Agriculture Minister Clarence Rambharath has expressed concern about a development on the financial landscape in the country which he fears may one day “grow to a Clico-like situation.”
Contributing to a debate on the Insurance Act in the Senate yesterday, Rambharath said, “As we fix the insurance industry today, we have in this country today something that has developed, this thing called crypto currency.”
He cautioned that the “same men who came selling insurance,” are now going around the country “asking people together in groups of 10 to fork out $8,500 per person for training, your eight to 10 coins valued at $500, and you would get eight per cent interest on a five thousand dollar investment.”
He noted that in March this year the Director of the Securities and Exchange Commission Hayden Gittens had something to say about crypto currency, “but he did not come down on one side,” speaking instead to benefits and risk. Rambharath expressed concern that “we are creating a problem and allowing a problem to fester that would one day grow into a Clico-like situation.”
Both cases, he said, “are driven by human beings desire for greed and the wish to take advantage of the vulnerable and most important at the root of CL Financial and Clico are an abysmal failure of the regulators to do what they were supposed to do,” as he again pointed to the men in “suits and bright lights.”

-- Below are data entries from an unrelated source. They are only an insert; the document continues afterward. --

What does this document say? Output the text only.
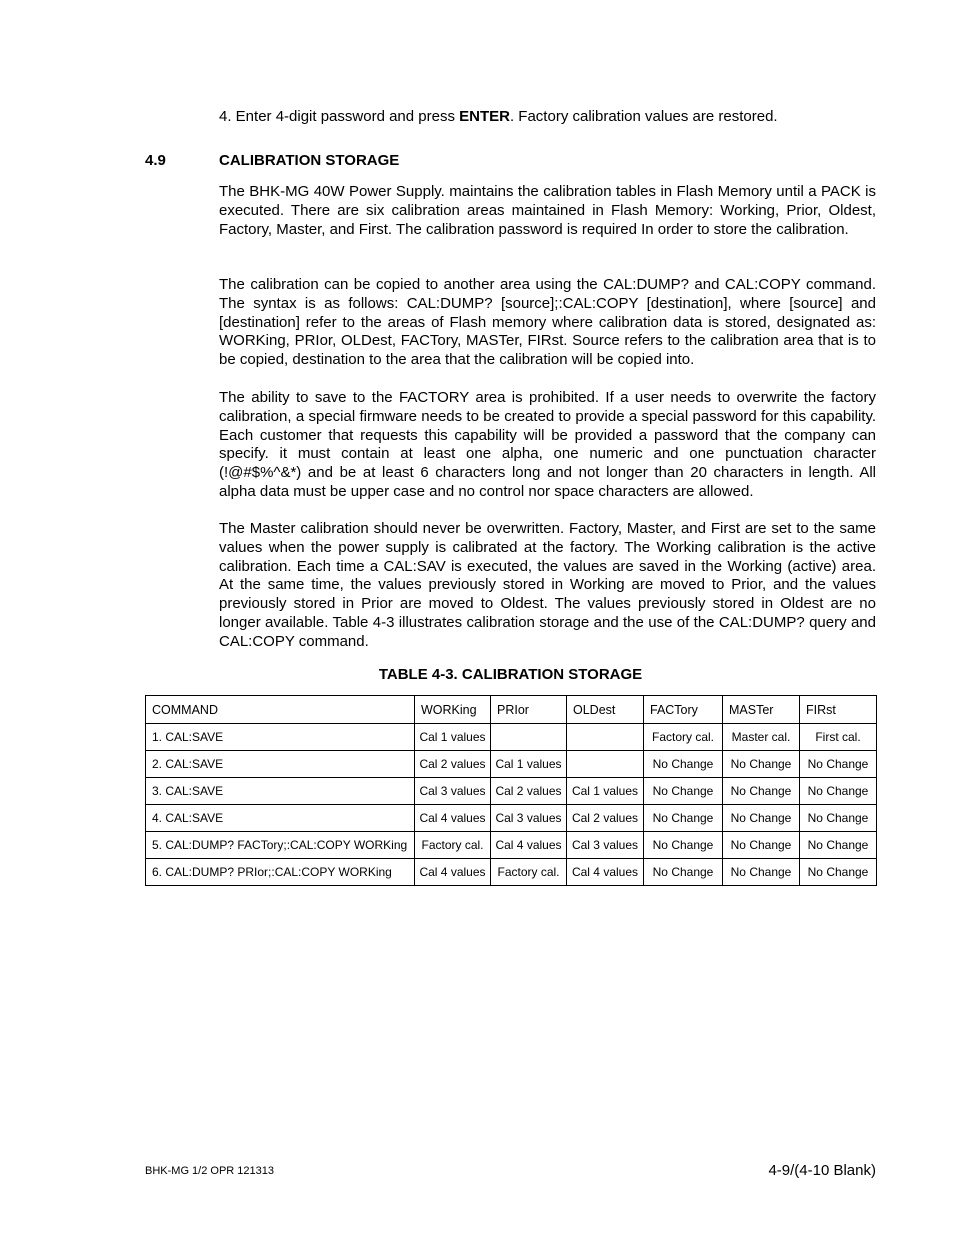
4. Enter 4-digit password and press ENTER. Factory calibration values are restored.
4.9	CALIBRATION STORAGE

The BHK-MG 40W Power Supply. maintains the calibration tables in Flash Memory until a PACK is executed. There are six calibration areas maintained in Flash Memory: Working, Prior, Oldest, Factory, Master, and First. The calibration password is required In order to store the calibration.

The calibration can be copied to another area using the CAL:DUMP? and CAL:COPY command. The syntax is as follows: CAL:DUMP? [source];:CAL:COPY [destination], where [source] and [destination] refer to the areas of Flash memory where calibration data is stored, designated as: WORKing, PRIor, OLDest, FACTory, MASTer, FIRst. Source refers to the calibration area that is to be copied, destination to the area that the calibration will be copied into.

The ability to save to the FACTORY area is prohibited. If a user needs to overwrite the factory calibration, a special firmware needs to be created to provide a special password for this capability. Each customer that requests this capability will be provided a password that the company can specify. it must contain at least one alpha, one numeric and one punctuation character (!@#$%^&*) and be at least 6 characters long and not longer than 20 characters in length. All alpha data must be upper case and no control nor space characters are allowed.

The Master calibration should never be overwritten. Factory, Master, and First are set to the same values when the power supply is calibrated at the factory. The Working calibration is the active calibration. Each time a CAL:SAV is executed, the values are saved in the Working (active) area. At the same time, the values previously stored in Working are moved to Prior, and the values previously stored in Prior are moved to Oldest. The values previously stored in Oldest are no longer available. Table 4-3 illustrates calibration storage and the use of the CAL:DUMP? query and CAL:COPY command.

TABLE 4-3. CALIBRATION STORAGE
COMMAND	WORKing	PRIor	OLDest	FACTory	MASTer	FIRst
1. CAL:SAVE	Cal 1 values			Factory cal.	Master cal.	First cal.
2. CAL:SAVE	Cal 2 values	Cal 1 values		No Change	No Change	No Change
3. CAL:SAVE	Cal 3 values	Cal 2 values	Cal 1 values	No Change	No Change	No Change
4. CAL:SAVE	Cal 4 values	Cal 3 values	Cal 2 values	No Change	No Change	No Change
5. CAL:DUMP? FACTory;:CAL:COPY WORKing	Factory cal.	Cal 4 values	Cal 3 values	No Change	No Change	No Change
6. CAL:DUMP? PRIor;:CAL:COPY WORKing	Cal 4 values	Factory cal.	Cal 4 values	No Change	No Change	No Change
BHK-MG 1/2 OPR 121313	4-9/(4-10 Blank)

He said in all the discussion on the Clico and CL situation there had never been any real drilling down into the “men in the fancy suits selling the product knowing the inability of the insurer to pay,” the country, he said, had never focused on those who never disclosed the “difficulty Clico was experiencing in cash flow prejudicing its ability to pay.”
While the Parliament was seeking to pass what he described as “excellent legislation,” he was concerned that it was those outside who must administer and make it work.
The legislation makes provision for fines for directors. But the minister said the strength of the legislation “relies on the ability of the regulators to do what they are supposed to do.”
As he had done once before he again raised concerns about the 2017 report of the Financial Intelligence Unit which attributed $7 billion worth of suspicious transactions to insurance companies and which made the observation that insurance companies were increasingly being used for money laundering.